When he acts, at times violently, it’s at best a reflex, a spur-of-the-moment, kill-or-be-killed decision, for he’s coming from a place of deep-seated uncertainly, a notion established by bookending sequences that show him hanging out with his kid brother back home in the Peak District, his only escape from the treachery of the wider world. And it is indeed treacherous, as not only must Pvt Hook navigate the mean streets of a city consumed by mindless sectarianism, he’s also a pawn in a dangerous game being played by British military top brass, ostensibly in Ireland to ‘support’ the shit-kicking RUC in their Fenian-bashing rounds but in reality plying their decades-old trade of divide and rule, a motive even plummy unit commander Lt Armitage (Sam Reid) has trouble comprehending.

O’Connell’s performance here, coupled with Demange’s grasp of tension and supported by David Holmes’ subliminal soundtrack, makes ’71 such a gripping experience that you’ll forget its few nagging imperfections.
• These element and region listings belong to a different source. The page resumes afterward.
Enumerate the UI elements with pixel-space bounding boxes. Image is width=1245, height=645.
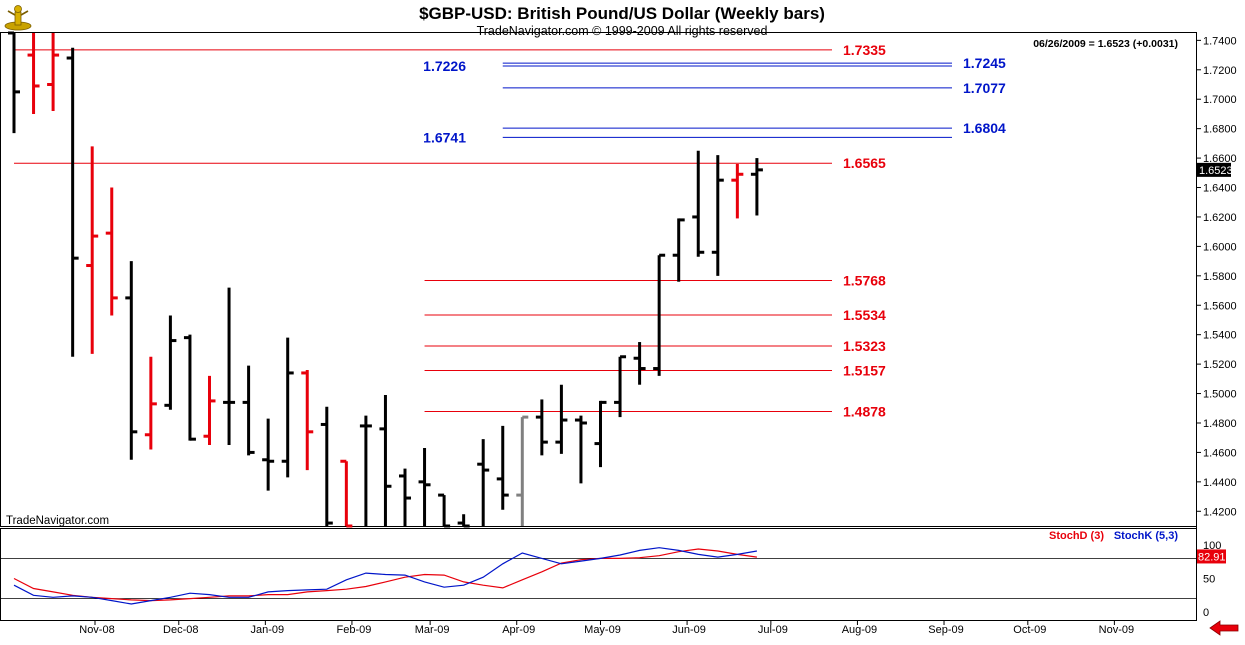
level-label-1.4878: 1.4878 — [843, 404, 886, 420]
level-label-1.6565: 1.6565 — [843, 155, 886, 171]
osc-tick-label: 0 — [1203, 607, 1209, 619]
level-label-1.7245: 1.7245 — [963, 55, 1006, 71]
trader-figure-logo-icon — [4, 5, 32, 31]
x-tick-label: Jun-09 — [672, 624, 706, 636]
x-tick-label: Dec-08 — [163, 624, 198, 636]
chart-title: $GBP-USD: British Pound/US Dollar (Weekl… — [419, 4, 825, 23]
quote-readout: 06/26/2009 = 1.6523 (+0.0031) — [1033, 38, 1178, 50]
price-tick-label: 1.7200 — [1203, 65, 1237, 77]
stochK-legend: StochK (5,3) — [1114, 530, 1179, 542]
x-tick-label: May-09 — [584, 624, 621, 636]
x-tick-label: Jan-09 — [251, 624, 285, 636]
level-label-1.5534: 1.5534 — [843, 307, 886, 323]
red-left-arrow-icon[interactable] — [1208, 620, 1240, 636]
axes: 1.7400 1.7200 1.7000 1.6800 1.6600 1.6400 1.62… — [79, 35, 1236, 636]
oscillator-panel-frame — [0, 528, 1197, 621]
level-label-1.7335: 1.7335 — [843, 42, 886, 58]
level-label-1.5768: 1.5768 — [843, 273, 886, 289]
x-tick-label: Sep-09 — [928, 624, 963, 636]
watermark: TradeNavigator.com — [6, 515, 109, 527]
price-panel-frame — [0, 32, 1197, 527]
price-tick-label: 1.6400 — [1203, 183, 1237, 195]
x-tick-label: Aug-09 — [842, 624, 877, 636]
price-tick-label: 1.7000 — [1203, 94, 1237, 106]
osc-tick-label: 50 — [1203, 574, 1215, 586]
osc-tick-label: 100 — [1203, 540, 1221, 552]
osc-last-value-label: 82.91 — [1198, 551, 1226, 563]
price-tick-label: 1.6800 — [1203, 124, 1237, 136]
price-tick-label: 1.6200 — [1203, 212, 1237, 224]
x-tick-label: Nov-08 — [79, 624, 114, 636]
price-tick-label: 1.4200 — [1203, 506, 1237, 518]
level-label-1.5157: 1.5157 — [843, 362, 886, 378]
osc-series-line — [13, 548, 757, 602]
price-tick-label: 1.7400 — [1203, 35, 1237, 47]
osc-last-value-box — [1197, 549, 1226, 564]
price-tick-label: 1.5800 — [1203, 271, 1237, 283]
level-label-1.6741: 1.6741 — [423, 129, 466, 145]
x-tick-label: Jul-09 — [758, 624, 788, 636]
last-price-box — [1197, 162, 1231, 177]
price-tick-label: 1.4800 — [1203, 418, 1237, 430]
stochD-legend: StochD (3) — [1049, 530, 1104, 542]
osc-series-line — [13, 547, 758, 605]
level-label-1.5323: 1.5323 — [843, 338, 886, 354]
x-tick-label: Mar-09 — [415, 624, 450, 636]
price-plot: 1.7335 1.7245 1.7226 1.7077 1.6804 1.6741 1.65… — [8, 31, 1006, 528]
chart-subtitle: TradeNavigator.com © 1999-2009 All right… — [477, 24, 768, 38]
price-tick-label: 1.5600 — [1203, 300, 1237, 312]
level-label-1.6804: 1.6804 — [963, 120, 1006, 136]
x-tick-label: Apr-09 — [502, 624, 535, 636]
x-tick-label: Nov-09 — [1099, 624, 1134, 636]
price-tick-label: 1.4600 — [1203, 447, 1237, 459]
price-tick-label: 1.5000 — [1203, 389, 1237, 401]
x-tick-label: Oct-09 — [1013, 624, 1046, 636]
oscillator-plot — [1, 547, 1196, 605]
last-price-label: 1.6523 — [1199, 165, 1233, 177]
price-tick-label: 1.5400 — [1203, 330, 1237, 342]
price-tick-label: 1.6600 — [1203, 153, 1237, 165]
level-label-1.7226: 1.7226 — [423, 58, 466, 74]
price-tick-label: 1.6000 — [1203, 241, 1237, 253]
price-tick-label: 1.4400 — [1203, 477, 1237, 489]
price-tick-label: 1.5200 — [1203, 359, 1237, 371]
x-tick-label: Feb-09 — [337, 624, 372, 636]
level-label-1.7077: 1.7077 — [963, 80, 1006, 96]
Though visually some verité-style scenes stand out, as does the way Demagne uses the red-brick terraces like a maze to induce a powerful claustrophobia, the overall look is workmanlike, fine for television (he’s a veteran of gritty police procedural dramas for ITV) yet a tad lacking for the larger canvas of the big screen. There are some historical anachronisms, perhaps inevitable viewing this time through the prism of change. And among the cast, Armitage is a little too Tim Nice But Dim for comfort (not to mention his close resemblance to Chris Morris) while the sinister undercover operatives, led by moustachioed Sean Harris, seem plucked from a ’70s-themed comedy sketch.

Yet such first impressions are quickly cast away by Demange’s command of the material, and O’Connell’s command of the screen. It’s all about Pvt Hook and his odyssey, and we’re right there with him as he rounds every corner into the unknown.